Limit failed transactions.
There are a number of fraudsters who will purchase a large amount credit cards in order to use them on eCommerce sites. While that can be troublesome for businesses, the good news is that these nefarious individuals don’t have all of the cardholder’s information, such as their zip or CVV code.
That doesn’t mean that they’ll give-up that easily. They’ll keep trying to guess or figure out this information until they get it right.
On your end, you should limit the amount of failed transactions that go through your payment gateway. It’s the norm to set the number at two to three failed attempts.
Flag large transactions.
Let’s be honest. Chargebacks and fraudulent transactions are always bad, no matter how large or small the transaction size. Larger transactions, however, can be particularly detrimental for small businesses because they have higher underlying costs. That means that the business will have to shell out more money for refunds. Fraudsters generally also attempt process larger transactions before the card gets blocked.
To protect yourself, limit the amount of larger transactions that you process either by the percentage of your average ticket or flat-dollar amount and always manually review transactions that have flagged. If anything looks suspicious, call the customer immediately to verify that transaction.

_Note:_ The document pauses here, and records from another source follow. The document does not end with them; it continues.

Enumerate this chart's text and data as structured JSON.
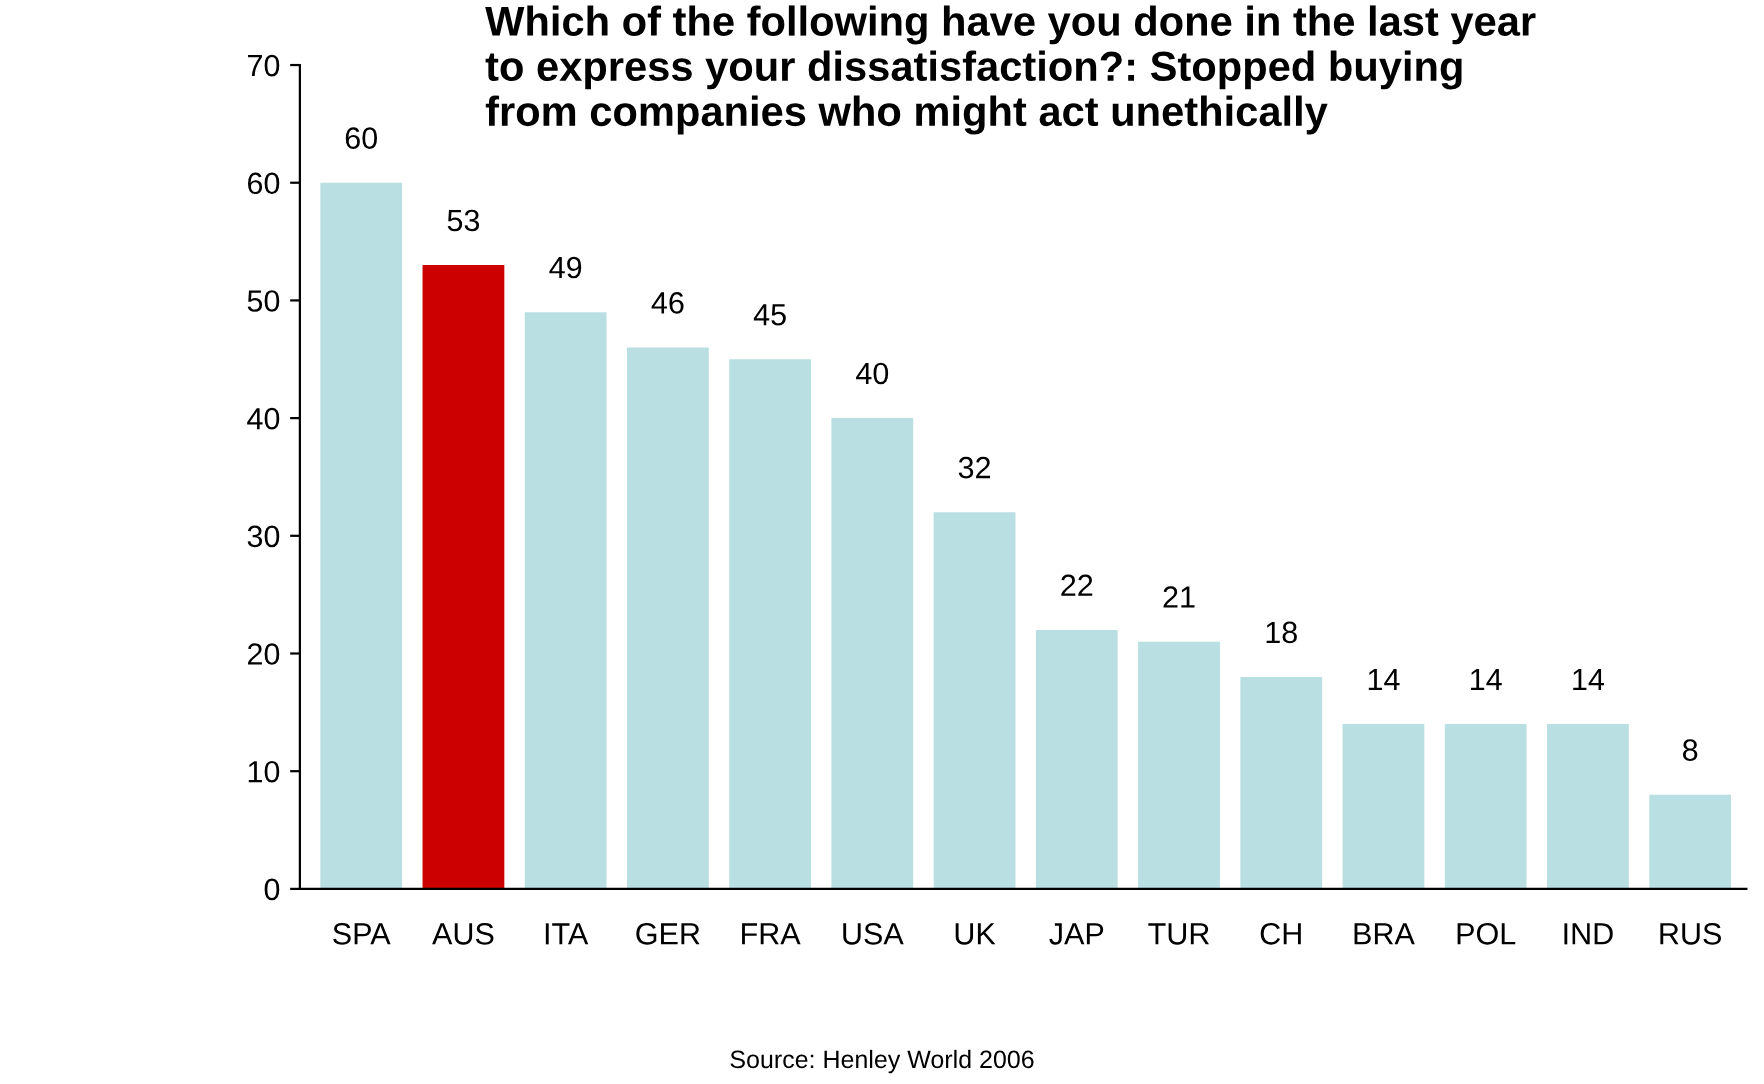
{
  "chart_data": {
    "type": "bar",
    "title": "Which of the following have you done in the last year\nto express your dissatisfaction?: Stopped buying\nfrom companies who might act unethically",
    "categories": [
      "SPA",
      "AUS",
      "ITA",
      "GER",
      "FRA",
      "USA",
      "UK",
      "JAP",
      "TUR",
      "CH",
      "BRA",
      "POL",
      "IND",
      "RUS"
    ],
    "values": [
      60,
      53,
      49,
      46,
      45,
      40,
      32,
      22,
      21,
      18,
      14,
      14,
      14,
      8
    ],
    "colors": [
      "#b9dfe2",
      "#cc0000",
      "#b9dfe2",
      "#b9dfe2",
      "#b9dfe2",
      "#b9dfe2",
      "#b9dfe2",
      "#b9dfe2",
      "#b9dfe2",
      "#b9dfe2",
      "#b9dfe2",
      "#b9dfe2",
      "#b9dfe2",
      "#b9dfe2"
    ],
    "ylim": [
      0,
      70
    ],
    "yticks": [
      0,
      10,
      20,
      30,
      40,
      50,
      60,
      70
    ],
    "data_labels": true,
    "grid": false,
    "legend": false,
    "annotations": [
      "Source: Henley World 2006"
    ]
  }
}
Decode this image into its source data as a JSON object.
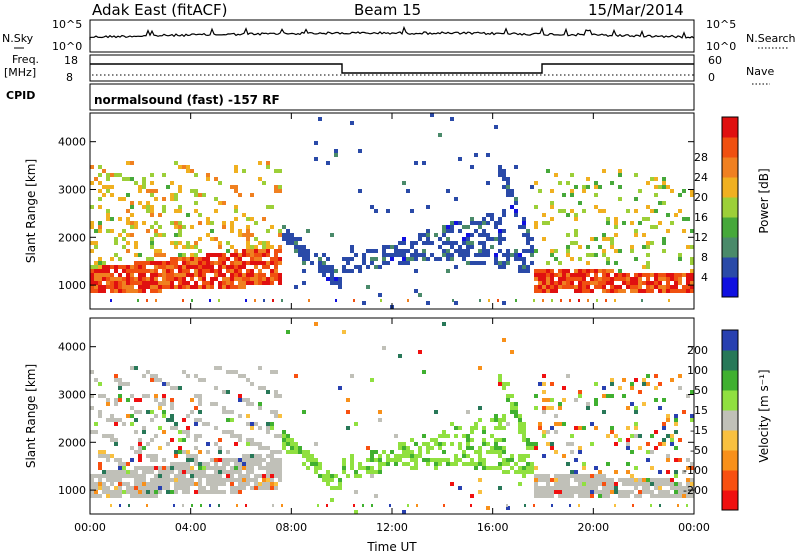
{
  "header": {
    "station": "Adak East (fitACF)",
    "beam": "Beam 15",
    "date": "15/Mar/2014"
  },
  "top_panels": {
    "nsky_label": "N.Sky",
    "nsearch_label": "N.Search",
    "noise_ticks": [
      "10^5",
      "10^0"
    ],
    "freq_label": "Freq.",
    "freq_unit": "[MHz]",
    "freq_ticks": [
      "18",
      "8"
    ],
    "nave_ticks": [
      "60",
      "0"
    ],
    "nave_label": "Nave",
    "cpid_label": "CPID",
    "cpid_text": "normalsound (fast) -157 RF"
  },
  "colors": {
    "power": [
      "#1010e0",
      "#2a4aa8",
      "#4a8a6a",
      "#46a83a",
      "#9ccf38",
      "#f0b020",
      "#f08020",
      "#f05010",
      "#e01010"
    ],
    "velocity": [
      "#f01010",
      "#f85010",
      "#f8901a",
      "#f8c040",
      "#c0c0b8",
      "#90e040",
      "#40b030",
      "#287858",
      "#2840b0"
    ]
  },
  "chart_data": [
    {
      "type": "heatmap",
      "title": "",
      "ylabel": "Slant Range [km]",
      "xlabel": "",
      "x_ticks": [
        "00:00",
        "04:00",
        "08:00",
        "12:00",
        "16:00",
        "20:00",
        "00:00"
      ],
      "y_ticks": [
        1000,
        2000,
        3000,
        4000
      ],
      "ylim": [
        500,
        4600
      ],
      "xlim_hours": [
        0,
        24
      ],
      "colorbar": {
        "label": "Power [dB]",
        "ticks": [
          4,
          8,
          12,
          16,
          20,
          24,
          28
        ],
        "range": [
          0,
          32
        ]
      }
    },
    {
      "type": "heatmap",
      "title": "",
      "ylabel": "Slant Range [km]",
      "xlabel": "Time UT",
      "x_ticks": [
        "00:00",
        "04:00",
        "08:00",
        "12:00",
        "16:00",
        "20:00",
        "00:00"
      ],
      "y_ticks": [
        1000,
        2000,
        3000,
        4000
      ],
      "ylim": [
        500,
        4600
      ],
      "xlim_hours": [
        0,
        24
      ],
      "colorbar": {
        "label": "Velocity [m s⁻¹]",
        "ticks": [
          200,
          100,
          50,
          15,
          -15,
          -50,
          -100,
          -200
        ]
      }
    }
  ]
}
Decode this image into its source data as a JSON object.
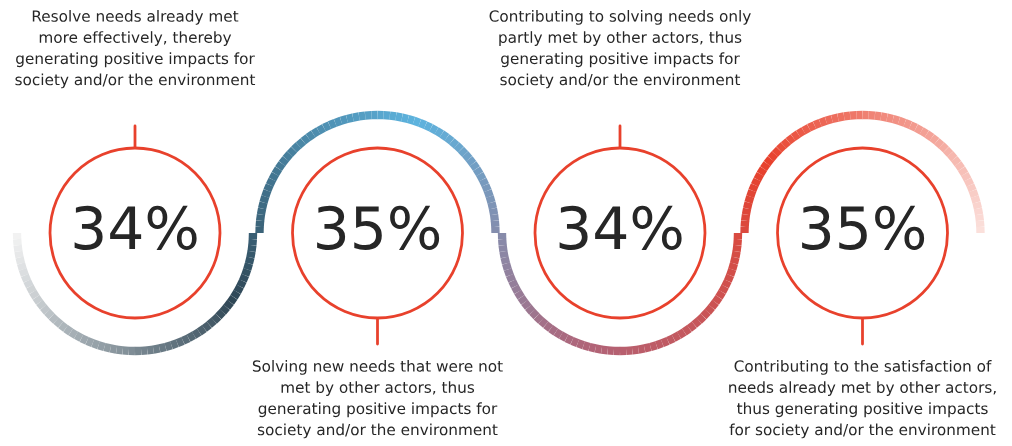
{
  "chart_data": {
    "type": "other",
    "categories": [
      "Resolve needs already met\nmore effectively, thereby\ngenerating positive impacts for\nsociety and/or the environment",
      "Solving new needs that were not\nmet by other actors, thus\ngenerating positive impacts for\nsociety and/or the environment",
      "Contributing to solving needs only\npartly met by other actors, thus\ngenerating positive impacts for\nsociety and/or the environment",
      "Contributing to the satisfaction of\nneeds already met by other actors,\nthus generating positive impacts\nfor society and/or the environment"
    ],
    "values": [
      34,
      35,
      34,
      35
    ],
    "value_labels": [
      "34%",
      "35%",
      "34%",
      "35%"
    ],
    "color": "#e8412c"
  }
}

Follow basic security measures.
Sometimes the best way to protect both you and your customers is by reducing risky behavior like:
- Leaving smartphones and tablets unlocked and unattended in public spaces.
- Throwing away bank and credit card statements in the trash without shredding them or not using two-factor verification for online statements.
- Emailing sensitive information.
- Keeping your PIN in your pocket.
- Using strong passwords and not keeping your software updated.
- Educating yourself and employees on the ways that you can get scammed online.